En base a estos fundamentos, la Sala Penal Segunda del Tribunal Departamental de Justicia de La Paz ahora demandada emitió el Auto de Vista 229/2016, determinando la admisibilidad de la apelación; pero improcedentes las cuestiones planteadas en la apelación y en el fondo confirmó la Resolución 548/2016.

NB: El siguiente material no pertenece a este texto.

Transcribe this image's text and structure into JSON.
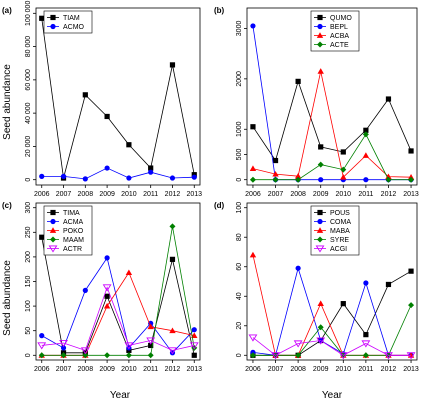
{
  "figure": {
    "xlabel": "Year",
    "ylabel": "Seed abundance"
  },
  "chart_data": [
    {
      "panel": "(a)",
      "type": "line",
      "x": [
        2006,
        2007,
        2008,
        2009,
        2010,
        2011,
        2012,
        2013
      ],
      "ylim": [
        0,
        100000
      ],
      "yticks": [
        0,
        20000,
        40000,
        60000,
        80000,
        100000
      ],
      "ytick_labels": [
        "0",
        "20 000",
        "40 000",
        "60 000",
        "80 000",
        "100 000"
      ],
      "legend_position": "top-left",
      "series": [
        {
          "name": "TIAM",
          "color": "#000000",
          "marker": "square",
          "values": [
            97000,
            1000,
            51000,
            38000,
            21000,
            7000,
            69000,
            3000
          ]
        },
        {
          "name": "ACMO",
          "color": "#0000ff",
          "marker": "circle",
          "values": [
            2000,
            2000,
            500,
            7000,
            1000,
            4500,
            1000,
            1500
          ]
        }
      ]
    },
    {
      "panel": "(b)",
      "type": "line",
      "x": [
        2006,
        2007,
        2008,
        2009,
        2010,
        2011,
        2012,
        2013
      ],
      "ylim": [
        0,
        3300
      ],
      "yticks": [
        0,
        500,
        1000,
        2000,
        3000
      ],
      "ytick_labels": [
        "0",
        "500",
        "1000",
        "2000",
        "3000"
      ],
      "legend_position": "top-right",
      "series": [
        {
          "name": "QUMO",
          "color": "#000000",
          "marker": "square",
          "values": [
            1050,
            380,
            1950,
            650,
            550,
            980,
            1600,
            570
          ]
        },
        {
          "name": "BEPL",
          "color": "#0000ff",
          "marker": "circle",
          "values": [
            3050,
            0,
            0,
            0,
            0,
            0,
            0,
            0
          ]
        },
        {
          "name": "ACBA",
          "color": "#ff0000",
          "marker": "triangle",
          "values": [
            220,
            110,
            70,
            2150,
            50,
            480,
            60,
            50
          ]
        },
        {
          "name": "ACTE",
          "color": "#008000",
          "marker": "diamond",
          "values": [
            0,
            0,
            0,
            300,
            200,
            900,
            0,
            0
          ]
        }
      ]
    },
    {
      "panel": "(c)",
      "type": "line",
      "x": [
        2006,
        2007,
        2008,
        2009,
        2010,
        2011,
        2012,
        2013
      ],
      "ylim": [
        0,
        300
      ],
      "yticks": [
        0,
        50,
        100,
        150,
        200,
        250,
        300
      ],
      "ytick_labels": [
        "0",
        "50",
        "100",
        "150",
        "200",
        "250",
        "300"
      ],
      "legend_position": "top-left",
      "series": [
        {
          "name": "TIMA",
          "color": "#000000",
          "marker": "square",
          "values": [
            240,
            5,
            5,
            120,
            10,
            20,
            195,
            0
          ]
        },
        {
          "name": "ACMA",
          "color": "#0000ff",
          "marker": "circle",
          "values": [
            40,
            15,
            132,
            198,
            15,
            65,
            5,
            52
          ]
        },
        {
          "name": "POKO",
          "color": "#ff0000",
          "marker": "triangle",
          "values": [
            0,
            0,
            0,
            100,
            168,
            58,
            50,
            40
          ]
        },
        {
          "name": "MAAM",
          "color": "#008000",
          "marker": "diamond",
          "values": [
            0,
            0,
            0,
            0,
            0,
            0,
            262,
            15
          ]
        },
        {
          "name": "ACTR",
          "color": "#cc00ff",
          "marker": "triangle-down",
          "values": [
            20,
            25,
            10,
            138,
            20,
            30,
            10,
            20
          ]
        }
      ]
    },
    {
      "panel": "(d)",
      "type": "line",
      "x": [
        2006,
        2007,
        2008,
        2009,
        2010,
        2011,
        2012,
        2013
      ],
      "ylim": [
        0,
        100
      ],
      "yticks": [
        0,
        20,
        40,
        60,
        80,
        100
      ],
      "ytick_labels": [
        "0",
        "20",
        "40",
        "60",
        "80",
        "100"
      ],
      "legend_position": "top-right",
      "series": [
        {
          "name": "POUS",
          "color": "#000000",
          "marker": "square",
          "values": [
            0,
            0,
            0,
            10,
            35,
            14,
            48,
            57
          ]
        },
        {
          "name": "COMA",
          "color": "#0000ff",
          "marker": "circle",
          "values": [
            2,
            0,
            59,
            10,
            1,
            49,
            0,
            0
          ]
        },
        {
          "name": "MABA",
          "color": "#ff0000",
          "marker": "triangle",
          "values": [
            68,
            0,
            0,
            35,
            0,
            0,
            0,
            0
          ]
        },
        {
          "name": "SYRE",
          "color": "#008000",
          "marker": "diamond",
          "values": [
            0,
            0,
            0,
            19,
            0,
            0,
            0,
            34
          ]
        },
        {
          "name": "ACGI",
          "color": "#cc00ff",
          "marker": "triangle-down",
          "values": [
            12,
            0,
            8,
            10,
            0,
            8,
            0,
            0
          ]
        }
      ]
    }
  ]
}
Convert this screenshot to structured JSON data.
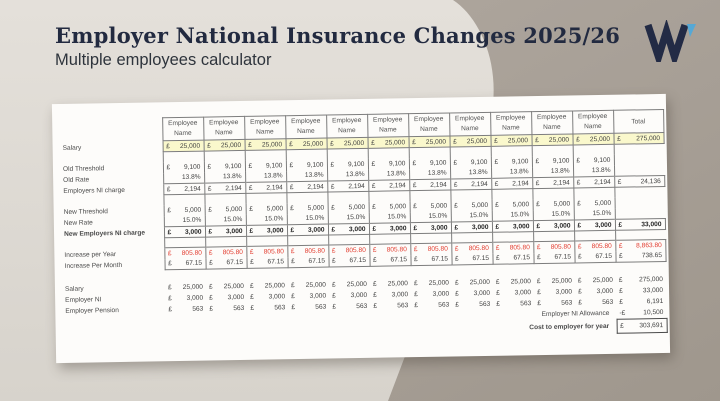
{
  "slide": {
    "title": "Employer National Insurance Changes 2025/26",
    "subtitle": "Multiple employees calculator",
    "logo_letter": "W"
  },
  "colors": {
    "accent_navy": "#232b45",
    "logo_blue": "#55a8d6",
    "highlight_yellow": "#faf8cc",
    "alert_red": "#e23b2e",
    "background_light": "#e1ddd6",
    "background_dark": "#a8a096",
    "card_white": "#fdfcfa"
  },
  "table": {
    "column_headers": [
      "Employee Name",
      "Employee Name",
      "Employee Name",
      "Employee Name",
      "Employee Name",
      "Employee Name",
      "Employee Name",
      "Employee Name",
      "Employee Name",
      "Employee Name",
      "Employee Name",
      "Total"
    ],
    "rows": [
      {
        "id": "salary",
        "label": "Salary",
        "currency": "£",
        "values": [
          "25,000",
          "25,000",
          "25,000",
          "25,000",
          "25,000",
          "25,000",
          "25,000",
          "25,000",
          "25,000",
          "25,000",
          "25,000"
        ],
        "total": "275,000",
        "style": "yellow"
      },
      {
        "id": "spacer1",
        "type": "spacer"
      },
      {
        "id": "old-threshold",
        "label": "Old Threshold",
        "currency": "£",
        "values": [
          "9,100",
          "9,100",
          "9,100",
          "9,100",
          "9,100",
          "9,100",
          "9,100",
          "9,100",
          "9,100",
          "9,100",
          "9,100"
        ]
      },
      {
        "id": "old-rate",
        "label": "Old Rate",
        "values": [
          "13.8%",
          "13.8%",
          "13.8%",
          "13.8%",
          "13.8%",
          "13.8%",
          "13.8%",
          "13.8%",
          "13.8%",
          "13.8%",
          "13.8%"
        ]
      },
      {
        "id": "employers-ni-charge",
        "label": "Employers NI charge",
        "currency": "£",
        "values": [
          "2,194",
          "2,194",
          "2,194",
          "2,194",
          "2,194",
          "2,194",
          "2,194",
          "2,194",
          "2,194",
          "2,194",
          "2,194"
        ],
        "total": "24,136",
        "style": "boxed"
      },
      {
        "id": "spacer2",
        "type": "spacer"
      },
      {
        "id": "new-threshold",
        "label": "New Threshold",
        "currency": "£",
        "values": [
          "5,000",
          "5,000",
          "5,000",
          "5,000",
          "5,000",
          "5,000",
          "5,000",
          "5,000",
          "5,000",
          "5,000",
          "5,000"
        ]
      },
      {
        "id": "new-rate",
        "label": "New Rate",
        "values": [
          "15.0%",
          "15.0%",
          "15.0%",
          "15.0%",
          "15.0%",
          "15.0%",
          "15.0%",
          "15.0%",
          "15.0%",
          "15.0%",
          "15.0%"
        ]
      },
      {
        "id": "new-employers-ni-charge",
        "label": "New Employers NI charge",
        "currency": "£",
        "values": [
          "3,000",
          "3,000",
          "3,000",
          "3,000",
          "3,000",
          "3,000",
          "3,000",
          "3,000",
          "3,000",
          "3,000",
          "3,000"
        ],
        "total": "33,000",
        "style": "boxed bold"
      },
      {
        "id": "spacer3",
        "type": "spacer"
      },
      {
        "id": "increase-per-year",
        "label": "Increase per Year",
        "currency": "£",
        "values": [
          "805.80",
          "805.80",
          "805.80",
          "805.80",
          "805.80",
          "805.80",
          "805.80",
          "805.80",
          "805.80",
          "805.80",
          "805.80"
        ],
        "total": "8,863.80",
        "style": "box-top red"
      },
      {
        "id": "increase-per-month",
        "label": "Increase Per Month",
        "currency": "£",
        "values": [
          "67.15",
          "67.15",
          "67.15",
          "67.15",
          "67.15",
          "67.15",
          "67.15",
          "67.15",
          "67.15",
          "67.15",
          "67.15"
        ],
        "total": "738.65",
        "style": "box-bottom"
      }
    ],
    "summary_rows": [
      {
        "id": "summary-salary",
        "label": "Salary",
        "currency": "£",
        "values": [
          "25,000",
          "25,000",
          "25,000",
          "25,000",
          "25,000",
          "25,000",
          "25,000",
          "25,000",
          "25,000",
          "25,000",
          "25,000"
        ],
        "total": "275,000"
      },
      {
        "id": "summary-employer-ni",
        "label": "Employer NI",
        "currency": "£",
        "values": [
          "3,000",
          "3,000",
          "3,000",
          "3,000",
          "3,000",
          "3,000",
          "3,000",
          "3,000",
          "3,000",
          "3,000",
          "3,000"
        ],
        "total": "33,000"
      },
      {
        "id": "summary-employer-pension",
        "label": "Employer Pension",
        "currency": "£",
        "values": [
          "563",
          "563",
          "563",
          "563",
          "563",
          "563",
          "563",
          "563",
          "563",
          "563",
          "563"
        ],
        "total": "6,191"
      },
      {
        "id": "employer-ni-allowance",
        "label": "Employer NI Allowance",
        "currency": "-£",
        "total": "10,500",
        "align": "right"
      },
      {
        "id": "cost-to-employer",
        "label": "Cost to employer for year",
        "currency": "£",
        "total": "303,691",
        "align": "right",
        "style": "bold boxed"
      }
    ]
  }
}
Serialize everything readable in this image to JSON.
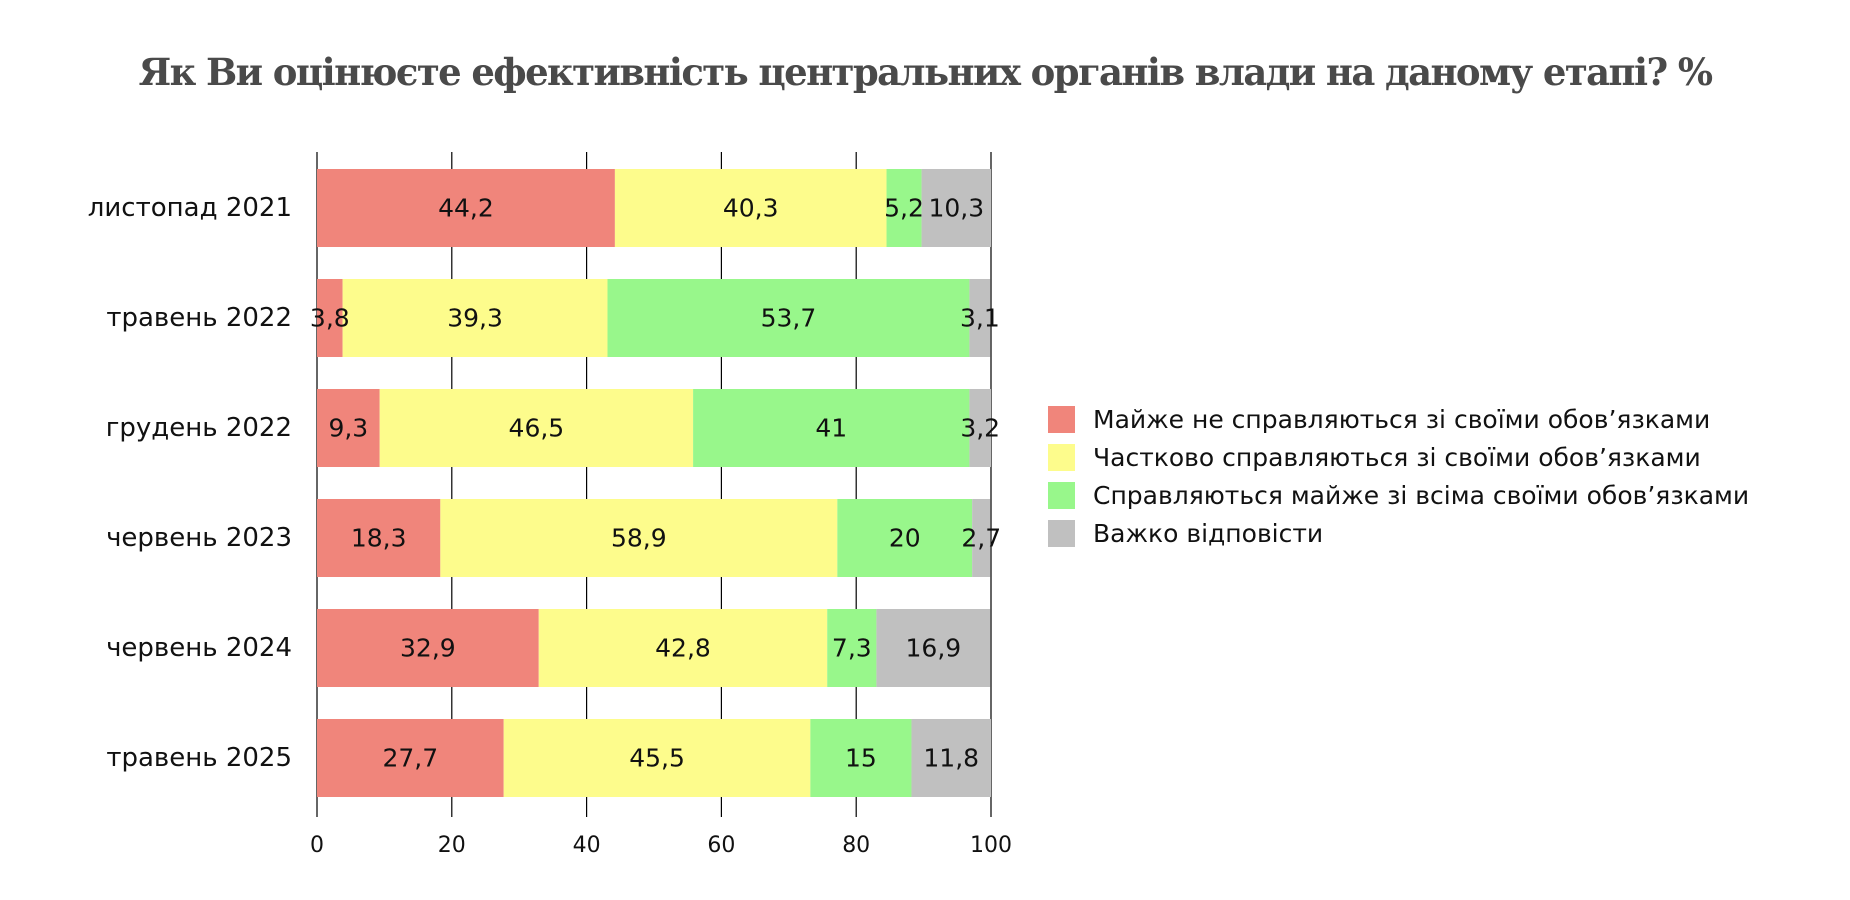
{
  "chart_data": {
    "type": "bar",
    "orientation": "horizontal",
    "stacked": true,
    "title": "Як Ви оцінюєте ефективність центральних органів влади на даному етапі? %",
    "categories": [
      "листопад 2021",
      "травень 2022",
      "грудень 2022",
      "червень 2023",
      "червень 2024",
      "травень 2025"
    ],
    "series": [
      {
        "name": "Майже не справляються зі своїми обов’язками",
        "color": "#f0857b",
        "values": [
          44.2,
          3.8,
          9.3,
          18.3,
          32.9,
          27.7
        ],
        "labels": [
          "44,2",
          "3,8",
          "9,3",
          "18,3",
          "32,9",
          "27,7"
        ]
      },
      {
        "name": "Частково справляються зі своїми обов’язками",
        "color": "#fdfc8c",
        "values": [
          40.3,
          39.3,
          46.5,
          58.9,
          42.8,
          45.5
        ],
        "labels": [
          "40,3",
          "39,3",
          "46,5",
          "58,9",
          "42,8",
          "45,5"
        ]
      },
      {
        "name": "Справляються майже зі всіма своїми обов’язками",
        "color": "#98f78b",
        "values": [
          5.2,
          53.7,
          41,
          20,
          7.3,
          15
        ],
        "labels": [
          "5,2",
          "53,7",
          "41",
          "20",
          "7,3",
          "15"
        ]
      },
      {
        "name": "Важко відповісти",
        "color": "#c0c0c0",
        "values": [
          10.3,
          3.1,
          3.2,
          2.7,
          16.9,
          11.8
        ],
        "labels": [
          "10,3",
          "3,1",
          "3,2",
          "2,7",
          "16,9",
          "11,8"
        ]
      }
    ],
    "xlim": [
      0,
      100
    ],
    "xticks": [
      0,
      20,
      40,
      60,
      80,
      100
    ],
    "xtick_labels": [
      "0",
      "20",
      "40",
      "60",
      "80",
      "100"
    ],
    "grid": true,
    "legend_position": "right"
  }
}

Ahora bien, una vez precisados los agravios expuestos en el recurso de apelación incidental interpuesto por la accionante, contra la Resolución 548/2016, corresponde verificar si los Vocales demandados a tiempo de resolver el recurso ajustaron su accionar a las reglas del debido proceso; en este antecedente, del análisis del Auto de Vista 229/2016, se tiene que en el Considerando Primero numerales 1 y 2 a manera de introducción se efectuó la fundamentación sobre la naturaleza jurídica de las medidas cautelares y su finalidad en el proceso penal; posteriormente, en los numerales 3 al 8; si bien, se precisaron los agravios expuestos en la audiencia de consideración del recurso de apelación, en el mismo orden en que fueron planteados absolviendo los aspectos impugnados en los incisos a), b), y c), realizando una fundamentación razonable y entendible sobre estos extremos; sin embargo, los Vocales demandados no emitieron pronunciamiento alguno en relación al agravio expresado en el inciso d) del recurso, respecto a que la Juez cautelar estableció la probabilidad de autoría y riesgo de fuga en dos de los presupuestos establecidos en el  art. 234 del CPP; sin embargo, de manera contradictoria a lo previsto por el art. 233 del cuerpo legal mencionado, no hubiere aplicado la ley apartándose del principio de legalidad vinculada a la potestad reglada que se encontraría inserta en el citado artículo, realizando más al contrario un juicio de proporcionalidad para determinar la detención domiciliaria de imputado, lo que no estuviera permitido según los razonamientos contenidos en la SCP 0086/2016-S2. Omisión que permite concluir que los Vocales demandados emitieron una Resolución “citra petita”, que de acuerdo a los razonamientos contenidos en la jurisprudencia constitucional glosada en el Fundamento Jurídico III.2 de la presente Sentencia Constitucional Plurinacional, se incurre en este error cuando las autoridades a cargo de la resolución del recurso de apelación o casación, según sea el caso, omitieron decidir sobre cuestiones que fueron argumentadas por las partes a tiempo de la interposición del medio de impugnación, como aconteció en el caso en análisis; en consecuencia, en la Resolución ahora objetada se advierte la vulneración del derecho fundamental al debido proceso en sus elementos motivación y congruencia garantizados por mandato imperativo del art. 115.II de la CPE, por lo que corresponde conceder la tutela demandada.